The Risks of a Sedentary Lifestyle

The Risks of a Sedentary Lifestyle

This week the news has been packed full with studies and research showing the dangers of a sedentary lifestyle. Keeping active and looking after our bodies ensures a much more positive future and even a longer lifespan. There are so many risks if you choose to live in a sedentary way and you owe it to yourself and your family to adopt a more active way of living.

20 Hours Sitting or Sleeping

Shocking new evidence from one of the UK’s leading weight loss programme companies has shown that 67% of people spend most of their time either sitting or lying down. Despite this, 54% still believed they had busy and active lifestyles. Through a generalised survey these results were found and much of the confusion comes from people feeling mentally switched on, perhaps through working at a computer all day and believe this is akin to physical exertion. People simply don’t seem to realise that an active lifestyle cannot be achieved by spending hours sat or lying down.

Mobile phones seem to be key to this new sedentary lifestyle with 83% of 18-24 year olds checking their mobiles in bed, with 71% doing so first thing in the morning – before getting up. The risk of spending too much time sitting down has been looked at in depth by an American study which found spending significant amounts of time in a sedentary position results in higher risk of diabetes, high blood pressure and heart disease.

Simply incorporating simple exercises or stretches into your day can make a difference. Medical experts recommend people working in jobs which require them to be sat at a desk all day should at the very least stand up every hour if not walk for a couple of minutes, simply to keep their body active.

If you’re one of the many Brits who feel like you spend more time sat down than moving about then make the changes you feel necessary to change this. Small changes do work.

Get on your Feet

A futher survey conducted by YouGov in partnership with walking charity the Ramblers has found 25% of adults walk for less than an hour a week. 2,000 Brits took part in the survey and it found huge numbers simply aren’t getting active enough. A shocking 43% reported walking less than two hours a week and this all contradicts government guidelines which suggest 150 minutes of moderate exercise should be carried out by all adults every week to keep fit.
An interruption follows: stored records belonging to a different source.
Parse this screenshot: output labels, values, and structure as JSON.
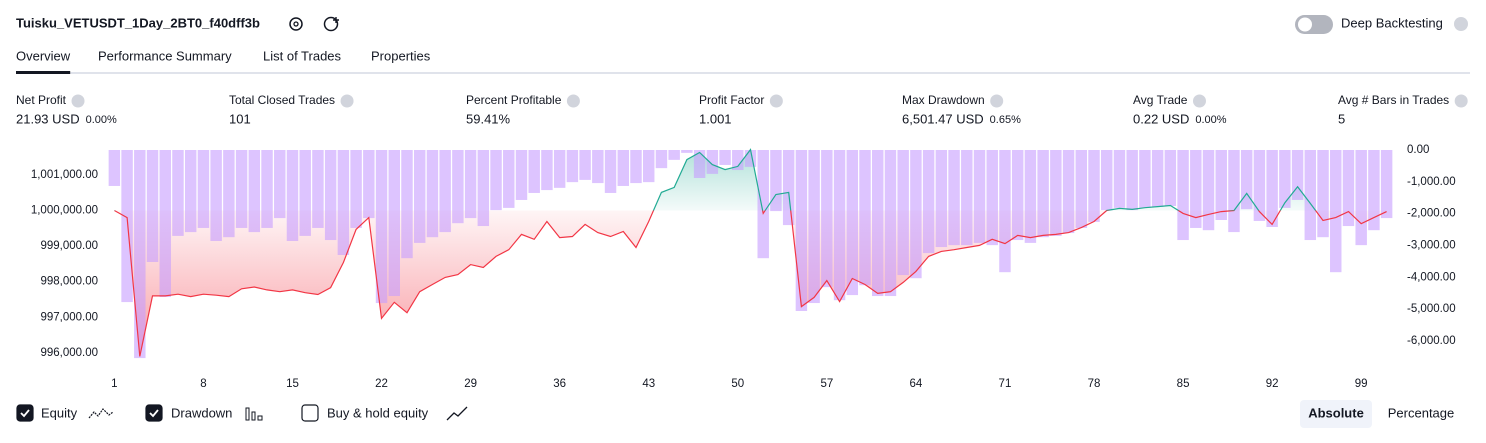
{
  "header": {
    "title": "Tuisku_VETUSDT_1Day_2BT0_f40dff3b",
    "deep_backtesting": "Deep Backtesting"
  },
  "tabs": [
    "Overview",
    "Performance Summary",
    "List of Trades",
    "Properties"
  ],
  "metrics": [
    {
      "label": "Net Profit",
      "value": "21.93 USD",
      "percent": "0.00%",
      "color": "#22ab94"
    },
    {
      "label": "Total Closed Trades",
      "value": "101",
      "color": "#131722"
    },
    {
      "label": "Percent Profitable",
      "value": "59.41%",
      "color": "#22ab94"
    },
    {
      "label": "Profit Factor",
      "value": "1.001",
      "color": "#22ab94"
    },
    {
      "label": "Max Drawdown",
      "value": "6,501.47 USD",
      "percent": "0.65%",
      "color": "#f23645"
    },
    {
      "label": "Avg Trade",
      "value": "0.22 USD",
      "percent": "0.00%",
      "color": "#22ab94"
    },
    {
      "label": "Avg # Bars in Trades",
      "value": "5",
      "color": "#131722"
    }
  ],
  "chart_data": {
    "type": "line",
    "x": [
      1,
      2,
      3,
      4,
      5,
      6,
      7,
      8,
      9,
      10,
      11,
      12,
      13,
      14,
      15,
      16,
      17,
      18,
      19,
      20,
      21,
      22,
      23,
      24,
      25,
      26,
      27,
      28,
      29,
      30,
      31,
      32,
      33,
      34,
      35,
      36,
      37,
      38,
      39,
      40,
      41,
      42,
      43,
      44,
      45,
      46,
      47,
      48,
      49,
      50,
      51,
      52,
      53,
      54,
      55,
      56,
      57,
      58,
      59,
      60,
      61,
      62,
      63,
      64,
      65,
      66,
      67,
      68,
      69,
      70,
      71,
      72,
      73,
      74,
      75,
      76,
      77,
      78,
      79,
      80,
      81,
      82,
      83,
      84,
      85,
      86,
      87,
      88,
      89,
      90,
      91,
      92,
      93,
      94,
      95,
      96,
      97,
      98,
      99,
      100,
      101
    ],
    "xlim": [
      0.5,
      101.5
    ],
    "xticks": [
      1,
      8,
      15,
      22,
      29,
      36,
      43,
      50,
      57,
      64,
      71,
      78,
      85,
      92,
      99
    ],
    "ylim": [
      995800,
      1001700
    ],
    "yticks": [
      {
        "value": 996000,
        "label": "996,000.00"
      },
      {
        "value": 997000,
        "label": "997,000.00"
      },
      {
        "value": 998000,
        "label": "998,000.00"
      },
      {
        "value": 999000,
        "label": "999,000.00"
      },
      {
        "value": 1000000,
        "label": "1,000,000.00"
      },
      {
        "value": 1001000,
        "label": "1,001,000.00"
      }
    ],
    "y2lim": [
      -6600,
      0
    ],
    "y2ticks": [
      {
        "value": 0,
        "label": "0.00"
      },
      {
        "value": -1000,
        "label": "-1,000.00"
      },
      {
        "value": -2000,
        "label": "-2,000.00"
      },
      {
        "value": -3000,
        "label": "-3,000.00"
      },
      {
        "value": -4000,
        "label": "-4,000.00"
      },
      {
        "value": -5000,
        "label": "-5,000.00"
      },
      {
        "value": -6000,
        "label": "-6,000.00"
      }
    ],
    "baseline": 1000000,
    "grid": false,
    "series": [
      {
        "name": "Equity",
        "color": "#f23645",
        "color_above": "#22ab94",
        "values": [
          1000000,
          999800,
          995900,
          997600,
          997600,
          997650,
          997580,
          997650,
          997620,
          997580,
          997800,
          997850,
          997770,
          997720,
          997770,
          997690,
          997640,
          997830,
          998540,
          999470,
          999800,
          996970,
          997420,
          997130,
          997720,
          997920,
          998120,
          998200,
          998480,
          998400,
          998710,
          998900,
          999330,
          999190,
          999690,
          999240,
          999270,
          999610,
          999380,
          999270,
          999410,
          998960,
          999690,
          1000510,
          1000650,
          1001430,
          1001630,
          1001290,
          1001150,
          1001240,
          1001710,
          999920,
          1000450,
          1000510,
          997300,
          997560,
          998030,
          997440,
          998090,
          997920,
          997670,
          997720,
          997980,
          998290,
          998710,
          998850,
          998900,
          998960,
          999020,
          999190,
          999070,
          999300,
          999240,
          999300,
          999330,
          999380,
          999520,
          999690,
          1000000,
          1000060,
          1000030,
          1000080,
          1000110,
          1000140,
          999920,
          999800,
          999890,
          999970,
          1000000,
          1000480,
          999970,
          999610,
          1000220,
          1000670,
          1000200,
          999720,
          999800,
          999970,
          999630,
          999800,
          999970
        ]
      },
      {
        "name": "Drawdown",
        "color": "#c69cff",
        "axis": "y2",
        "values": [
          -1130,
          -4780,
          -6540,
          -3520,
          -4620,
          -2700,
          -2580,
          -2450,
          -2860,
          -2740,
          -2450,
          -2580,
          -2450,
          -2140,
          -2860,
          -2700,
          -2450,
          -2830,
          -3300,
          -2450,
          -2140,
          -4810,
          -4590,
          -3400,
          -2920,
          -2740,
          -2580,
          -2300,
          -2140,
          -2390,
          -1890,
          -1820,
          -1570,
          -1350,
          -1260,
          -1190,
          -1010,
          -940,
          -1040,
          -1350,
          -1130,
          -1040,
          -1010,
          -570,
          -310,
          -90,
          -880,
          -750,
          -470,
          -630,
          -530,
          -3400,
          -1920,
          -2360,
          -5060,
          -4810,
          -4310,
          -4720,
          -4560,
          -4250,
          -4590,
          -4590,
          -3930,
          -4030,
          -3240,
          -3050,
          -2990,
          -2990,
          -2920,
          -2990,
          -3840,
          -2830,
          -2920,
          -2740,
          -2700,
          -2610,
          -2450,
          -2260,
          -1890,
          -1820,
          -1890,
          -1820,
          -1790,
          -1760,
          -2830,
          -2450,
          -2520,
          -2200,
          -2580,
          -1860,
          -2230,
          -2420,
          -1820,
          -1570,
          -2830,
          -2740,
          -3840,
          -2390,
          -2990,
          -2520,
          -2140
        ]
      }
    ]
  },
  "legend": {
    "buy_hold": "Buy & hold equity"
  },
  "modes": [
    "Absolute",
    "Percentage"
  ]
}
The benefits of walking for an active lifestyle can’t be underestimated. It’s the easiest and cheapest way of staying fit and it backed by the British Heart Foundation as one of the most effective types of activity for maintaining a healthy heart.

Other benefits of walking are of course the fact that it has positive impacts on your mental health too. Walking helps to elevate a person’s mood naturally, minimises feeling s of depression and gives a person a chance to think more clearly and escape the general fug of reality whilst also exercising their body.
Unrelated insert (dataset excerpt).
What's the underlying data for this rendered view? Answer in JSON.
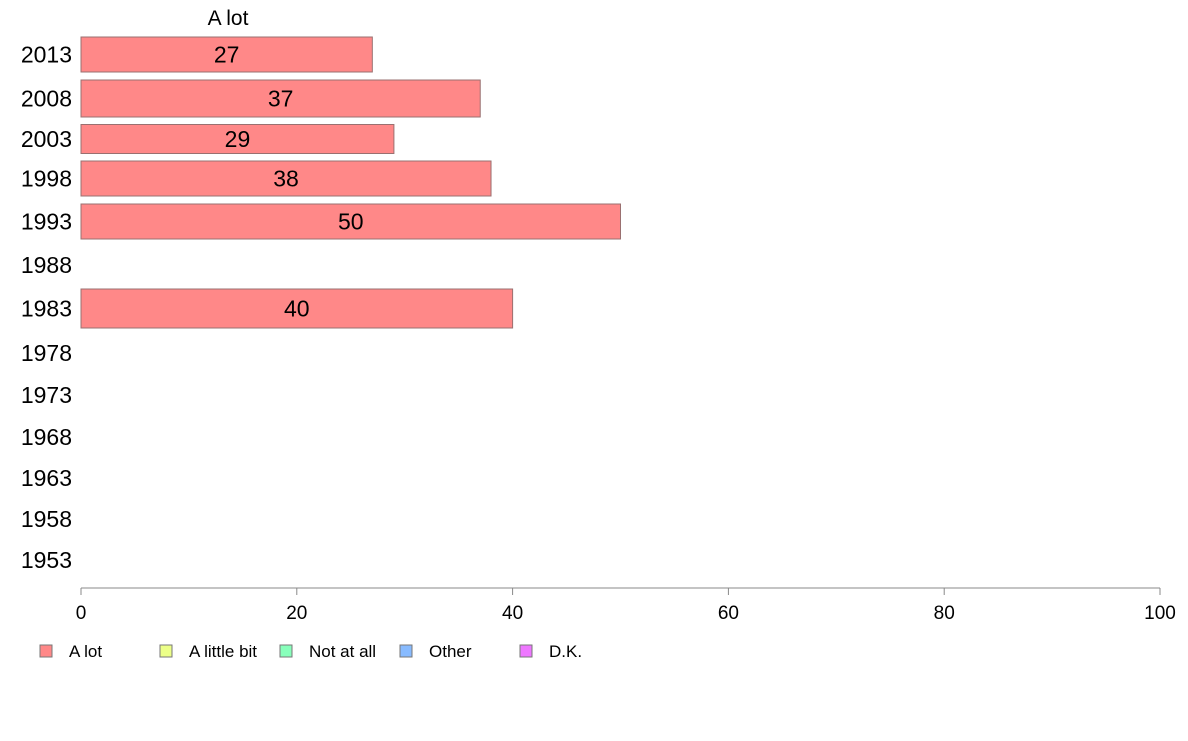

The health benefits of a single 30 minute walk a day are huge and as well as making you feel great you’ll know you’re treating your body with respect and setting a good example to the rest of the family. Although sitting down in front of the television may feel like the thing to do after a busy day at work incorporating a brisk walk will make all the difference.

The evidence is stacking up against us and it’s becoming clear that Britain is not a nation of people who like to keep fit and in shape. The busy nature of modern society means people are spending more and more time in front of computer screens and with this in mind it is important to make time for your daily exercise session, both for your body and your mind.